Security footage from a home near the shooting shows Hayes — who suffers from both schizophrenia and autism — running down the sidewalk. The officer, who was allegedly off-duty at the time, stops his SUV — which doesn't appear to belong to the department — in the middle of the street. Within four seconds, shots ring out as Hayes takes a few steps towards the vehicle, which was a distance away from him.
After being shot, Hayes runs away. He was eventually apprehended and treated for non-life-threatening injuries to his chest and arm.
The videos were not initially released because Hayes, who was 18 at the time of the shooting, was considered a minor due to his mental capacity. His caretaker had reported him missing just hours before the shooting.
A lawsuit filed on Hayes' behalf against Muhammad and the city of Chicago states that he "functions at the cognitive level of a child, and he has difficulty communicating. Ricky looks much younger than his age, and his disabilities are immediately recognizable."

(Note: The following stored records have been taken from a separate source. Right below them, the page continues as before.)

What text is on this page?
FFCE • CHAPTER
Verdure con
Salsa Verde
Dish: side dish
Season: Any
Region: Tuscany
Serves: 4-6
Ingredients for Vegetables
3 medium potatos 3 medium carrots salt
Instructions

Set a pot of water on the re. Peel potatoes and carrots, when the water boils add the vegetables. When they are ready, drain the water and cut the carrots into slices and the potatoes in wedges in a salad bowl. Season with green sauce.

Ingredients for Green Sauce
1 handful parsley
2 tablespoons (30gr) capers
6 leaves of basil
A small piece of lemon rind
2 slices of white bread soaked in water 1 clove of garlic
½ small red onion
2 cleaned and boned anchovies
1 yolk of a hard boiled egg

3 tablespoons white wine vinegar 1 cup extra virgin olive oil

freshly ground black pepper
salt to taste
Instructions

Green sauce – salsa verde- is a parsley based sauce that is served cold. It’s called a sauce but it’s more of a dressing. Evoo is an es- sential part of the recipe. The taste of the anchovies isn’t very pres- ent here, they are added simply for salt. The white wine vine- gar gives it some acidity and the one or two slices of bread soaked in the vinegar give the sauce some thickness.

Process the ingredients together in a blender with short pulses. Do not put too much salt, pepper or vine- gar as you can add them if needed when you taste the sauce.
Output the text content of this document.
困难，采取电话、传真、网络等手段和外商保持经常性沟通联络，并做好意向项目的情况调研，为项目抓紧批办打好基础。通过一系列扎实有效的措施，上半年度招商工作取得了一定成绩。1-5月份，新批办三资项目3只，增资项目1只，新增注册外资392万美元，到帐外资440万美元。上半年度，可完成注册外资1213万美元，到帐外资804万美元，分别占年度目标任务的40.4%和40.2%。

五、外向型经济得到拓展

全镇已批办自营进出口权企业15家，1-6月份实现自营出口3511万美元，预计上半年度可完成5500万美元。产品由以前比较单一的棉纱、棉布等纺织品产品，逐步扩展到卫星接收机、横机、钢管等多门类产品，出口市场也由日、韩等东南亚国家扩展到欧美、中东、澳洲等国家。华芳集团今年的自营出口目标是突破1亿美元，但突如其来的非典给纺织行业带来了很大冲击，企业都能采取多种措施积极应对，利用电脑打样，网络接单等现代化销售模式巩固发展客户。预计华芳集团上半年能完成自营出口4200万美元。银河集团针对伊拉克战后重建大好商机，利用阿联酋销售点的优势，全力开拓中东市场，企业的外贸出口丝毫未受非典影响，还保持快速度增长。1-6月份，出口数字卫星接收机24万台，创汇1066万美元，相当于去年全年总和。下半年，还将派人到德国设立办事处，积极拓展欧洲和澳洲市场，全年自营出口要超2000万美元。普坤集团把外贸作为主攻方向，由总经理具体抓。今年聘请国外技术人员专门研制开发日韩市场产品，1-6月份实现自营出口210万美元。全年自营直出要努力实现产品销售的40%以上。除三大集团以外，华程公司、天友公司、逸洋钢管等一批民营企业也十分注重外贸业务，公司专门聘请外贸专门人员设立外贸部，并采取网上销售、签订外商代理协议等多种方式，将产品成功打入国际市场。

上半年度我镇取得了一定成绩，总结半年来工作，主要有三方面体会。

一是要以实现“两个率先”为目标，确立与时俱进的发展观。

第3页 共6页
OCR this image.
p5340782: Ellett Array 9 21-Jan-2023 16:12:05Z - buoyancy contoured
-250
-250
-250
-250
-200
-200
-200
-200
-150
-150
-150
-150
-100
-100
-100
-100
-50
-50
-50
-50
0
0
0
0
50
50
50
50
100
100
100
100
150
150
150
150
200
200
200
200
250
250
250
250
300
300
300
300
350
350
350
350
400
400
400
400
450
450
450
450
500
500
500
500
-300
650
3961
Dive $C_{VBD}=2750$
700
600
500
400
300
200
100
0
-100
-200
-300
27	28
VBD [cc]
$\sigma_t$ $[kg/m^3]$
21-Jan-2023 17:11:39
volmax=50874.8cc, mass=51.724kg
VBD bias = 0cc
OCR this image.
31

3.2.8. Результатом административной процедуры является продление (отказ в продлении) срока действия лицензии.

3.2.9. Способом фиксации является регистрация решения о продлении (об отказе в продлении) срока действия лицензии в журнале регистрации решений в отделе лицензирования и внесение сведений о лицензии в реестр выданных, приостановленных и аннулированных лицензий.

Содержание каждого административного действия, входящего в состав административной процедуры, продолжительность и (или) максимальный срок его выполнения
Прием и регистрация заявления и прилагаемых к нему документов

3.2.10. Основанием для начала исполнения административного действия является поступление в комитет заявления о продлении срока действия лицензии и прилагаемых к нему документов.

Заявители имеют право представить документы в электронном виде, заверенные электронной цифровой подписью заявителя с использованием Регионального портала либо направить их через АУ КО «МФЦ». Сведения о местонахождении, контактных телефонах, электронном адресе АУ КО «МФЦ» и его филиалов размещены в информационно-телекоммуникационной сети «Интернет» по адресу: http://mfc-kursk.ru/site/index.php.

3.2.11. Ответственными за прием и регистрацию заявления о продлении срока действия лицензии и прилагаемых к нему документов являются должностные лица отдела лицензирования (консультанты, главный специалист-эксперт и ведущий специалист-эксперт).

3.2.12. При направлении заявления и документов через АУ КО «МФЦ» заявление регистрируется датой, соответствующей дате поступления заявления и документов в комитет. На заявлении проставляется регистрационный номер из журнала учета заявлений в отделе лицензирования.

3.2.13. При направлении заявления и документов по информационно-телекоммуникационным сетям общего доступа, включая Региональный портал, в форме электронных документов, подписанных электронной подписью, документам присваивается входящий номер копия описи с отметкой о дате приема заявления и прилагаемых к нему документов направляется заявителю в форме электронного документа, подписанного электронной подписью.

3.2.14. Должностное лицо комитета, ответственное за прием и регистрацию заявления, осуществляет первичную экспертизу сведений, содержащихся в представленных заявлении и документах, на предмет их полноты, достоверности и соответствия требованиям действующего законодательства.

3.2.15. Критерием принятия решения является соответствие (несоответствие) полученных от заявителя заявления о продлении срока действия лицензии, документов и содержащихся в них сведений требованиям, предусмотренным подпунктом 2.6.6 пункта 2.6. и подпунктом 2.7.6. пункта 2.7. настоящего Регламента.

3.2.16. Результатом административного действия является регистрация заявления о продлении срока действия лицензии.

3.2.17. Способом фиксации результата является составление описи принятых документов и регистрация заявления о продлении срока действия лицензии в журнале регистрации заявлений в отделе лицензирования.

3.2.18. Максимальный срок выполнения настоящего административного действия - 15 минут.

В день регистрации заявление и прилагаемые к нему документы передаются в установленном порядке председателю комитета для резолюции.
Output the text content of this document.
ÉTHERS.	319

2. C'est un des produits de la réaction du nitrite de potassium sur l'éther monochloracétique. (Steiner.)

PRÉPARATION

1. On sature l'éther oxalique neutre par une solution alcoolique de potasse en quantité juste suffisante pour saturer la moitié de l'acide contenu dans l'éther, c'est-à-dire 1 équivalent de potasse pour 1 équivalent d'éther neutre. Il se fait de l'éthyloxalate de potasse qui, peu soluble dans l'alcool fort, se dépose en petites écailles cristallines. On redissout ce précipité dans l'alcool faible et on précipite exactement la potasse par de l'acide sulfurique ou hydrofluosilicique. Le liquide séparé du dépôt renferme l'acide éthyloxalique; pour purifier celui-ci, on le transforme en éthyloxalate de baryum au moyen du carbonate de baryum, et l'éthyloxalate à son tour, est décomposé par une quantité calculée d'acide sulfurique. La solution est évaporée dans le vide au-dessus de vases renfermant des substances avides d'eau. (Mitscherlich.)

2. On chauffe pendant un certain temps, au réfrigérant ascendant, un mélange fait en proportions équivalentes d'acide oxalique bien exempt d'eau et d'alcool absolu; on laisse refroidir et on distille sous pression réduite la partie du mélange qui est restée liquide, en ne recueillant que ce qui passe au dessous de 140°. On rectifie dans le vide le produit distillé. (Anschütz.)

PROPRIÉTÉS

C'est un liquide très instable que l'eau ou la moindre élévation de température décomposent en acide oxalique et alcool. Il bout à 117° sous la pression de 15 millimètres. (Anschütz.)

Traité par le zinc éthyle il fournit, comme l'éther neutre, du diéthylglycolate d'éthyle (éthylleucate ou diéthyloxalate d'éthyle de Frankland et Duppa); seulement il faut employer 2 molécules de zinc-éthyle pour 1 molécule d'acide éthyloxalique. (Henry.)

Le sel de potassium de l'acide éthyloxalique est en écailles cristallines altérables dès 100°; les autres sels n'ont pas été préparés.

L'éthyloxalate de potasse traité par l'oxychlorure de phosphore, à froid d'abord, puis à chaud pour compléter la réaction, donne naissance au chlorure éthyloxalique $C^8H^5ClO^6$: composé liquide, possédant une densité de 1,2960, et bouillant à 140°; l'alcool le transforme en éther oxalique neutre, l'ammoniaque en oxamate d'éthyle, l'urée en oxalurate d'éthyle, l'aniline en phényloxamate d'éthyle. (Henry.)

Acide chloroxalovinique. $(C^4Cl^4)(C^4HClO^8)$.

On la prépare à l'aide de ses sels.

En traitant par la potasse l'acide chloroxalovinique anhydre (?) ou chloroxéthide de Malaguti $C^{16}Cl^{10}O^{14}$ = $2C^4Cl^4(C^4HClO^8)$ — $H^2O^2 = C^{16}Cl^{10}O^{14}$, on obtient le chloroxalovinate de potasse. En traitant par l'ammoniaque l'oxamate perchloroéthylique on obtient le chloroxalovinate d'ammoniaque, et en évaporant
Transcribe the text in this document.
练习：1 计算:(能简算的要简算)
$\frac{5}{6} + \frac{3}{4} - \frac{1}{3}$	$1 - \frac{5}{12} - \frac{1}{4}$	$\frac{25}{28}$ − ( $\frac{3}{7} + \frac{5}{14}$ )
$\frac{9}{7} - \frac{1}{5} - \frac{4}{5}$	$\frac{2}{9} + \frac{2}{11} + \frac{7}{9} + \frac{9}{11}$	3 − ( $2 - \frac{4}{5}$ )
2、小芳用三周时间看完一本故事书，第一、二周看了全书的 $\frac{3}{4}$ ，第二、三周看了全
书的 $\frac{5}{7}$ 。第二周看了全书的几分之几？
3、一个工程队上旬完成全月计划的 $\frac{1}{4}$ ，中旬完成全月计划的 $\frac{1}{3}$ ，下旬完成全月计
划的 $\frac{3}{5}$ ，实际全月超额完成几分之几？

In a statement following the shooting, police initially said that Hayes and Muhammad got into an "armed confrontation," although officials later conceded that no weapons were recovered from the scene.
"The guy, like, he was about to pull a gun. Walked up to the car, and I had to shoot," Muhammad said in one of the released recordings.
The officer was stripped of his police powers after the shooting. CPD policy dictates that an officer involved in a shooting automatically gets 30 days on desk duty, but Muhammad is still on administrative leave as of Tuesday, pending an investigation by COPA, according to police spokesman Anthony Guglielmi.
Muhammad has not been charged with any criminal offenses.
The officer had been with the department for some 17 years at the time of the shooting and had been the subject of eight misconduct complaints throughout his tenure, according to the Chicago Sun-Times.